To be honest, a lot of corneliani is a pass for because it won't sell well because it is dated. You can't just decide on label. Do you research, stop expecting us to do it for you
Edit: Also Wes and Spoo could buy anything and make a profit off of it because they are gods.
C'mon mang Coupla hard working capitalists doin our thang, thats all.
I don't usually pick up Tommy Hilfiger, but I do when I think I have a potential customer...
Warning: Spoiler! (Click to show)
Tommy never looked so good. (except for his Enzo)
Not thrifting in the traditional sense (Click to show)
The majority of the labor was me and my lady, the tools were mostly thrifted and the materials were haggled and bartered and donated by sponsors (the lady runs a blog).

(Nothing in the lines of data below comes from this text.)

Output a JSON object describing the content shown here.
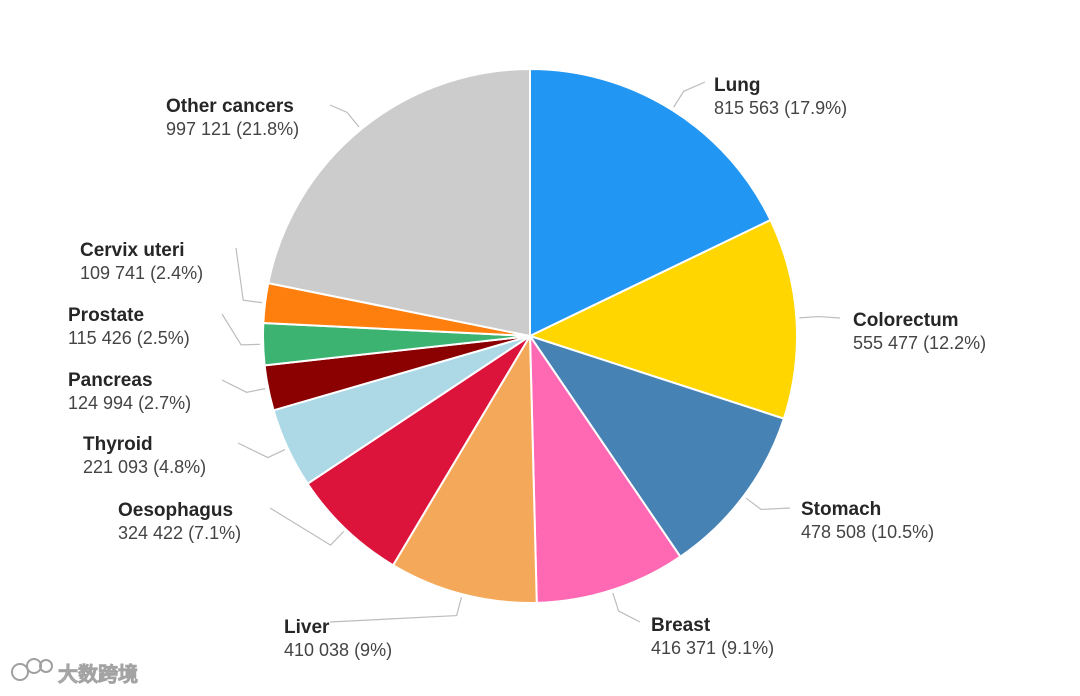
{
  "chart_data": {
    "type": "pie",
    "start_angle_deg": 0,
    "direction": "clockwise",
    "slices": [
      {
        "name": "Lung",
        "value": 815563,
        "label": "815 563 (17.9%)",
        "color": "#2196F3",
        "side": "right"
      },
      {
        "name": "Colorectum",
        "value": 555477,
        "label": "555 477 (12.2%)",
        "color": "#FFD600",
        "side": "right"
      },
      {
        "name": "Stomach",
        "value": 478508,
        "label": "478 508 (10.5%)",
        "color": "#4682B4",
        "side": "right"
      },
      {
        "name": "Breast",
        "value": 416371,
        "label": "416 371 (9.1%)",
        "color": "#FF69B4",
        "side": "right"
      },
      {
        "name": "Liver",
        "value": 410038,
        "label": "410 038 (9%)",
        "color": "#F4A95A",
        "side": "left"
      },
      {
        "name": "Oesophagus",
        "value": 324422,
        "label": "324 422 (7.1%)",
        "color": "#DC143C",
        "side": "left"
      },
      {
        "name": "Thyroid",
        "value": 221093,
        "label": "221 093 (4.8%)",
        "color": "#ADD8E6",
        "side": "left"
      },
      {
        "name": "Pancreas",
        "value": 124994,
        "label": "124 994 (2.7%)",
        "color": "#8B0000",
        "side": "left"
      },
      {
        "name": "Prostate",
        "value": 115426,
        "label": "115 426 (2.5%)",
        "color": "#3CB371",
        "side": "left"
      },
      {
        "name": "Cervix uteri",
        "value": 109741,
        "label": "109 741 (2.4%)",
        "color": "#FF7F0E",
        "side": "left"
      },
      {
        "name": "Other cancers",
        "value": 997121,
        "label": "997 121 (21.8%)",
        "color": "#CCCCCC",
        "side": "left"
      }
    ]
  },
  "watermark": {
    "text": "大数跨境",
    "icon": "watermark-logo-icon"
  }
}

Then it was torn down to the studs and joists and built back up from scratch.
Bonus workwear fit pic, feel free to post feedback.
A well deserved (i feel) double beaver
Still a few minor things to do, but they are mostly cosmetic and I don't really get as involved in that side of things.
DUDE! That is awesome and love that tub. You are also jacked btw, didn't see that one coming.
I can't speak for Wes, but for this sense, Im going to substitute "consign" with "thrift" for my answer. Its pretty much interchangeable, in most cases, for me.
Labels, as Ive said many times, are not the only thing to look for. Would I pass a dated, triple pleated, unvented Kiton with moth damage? Fuck no. Never. Do I leave Hickey Freeman on the racks? Most every visit. But what you as a populous should be taking from this thread, and from those of us who sell thrifted pieces is how selective you should be about what you pick. Timelines of labels, identifying the hand of a fabric from one pass on the rack, cuts, current fashion trends, market demand, etc. This will help you better your picks and better your (or your consignors ) sales and everyone wins. Get out into "real" B&M stores and see whats going on now. See what full price retailing looks like. (Thrift stores are microcosms of an economy, you may as well have your own currency in there. It throws your perception of the dollar value way off if you don't get out of them often).
Anyway, TLDR, its a little luck, a little skill, but looking far and beyond whats written on a 1" x 3" piece of fabric sewn into a garment will open up doors that lead you to the path of profit in the long run.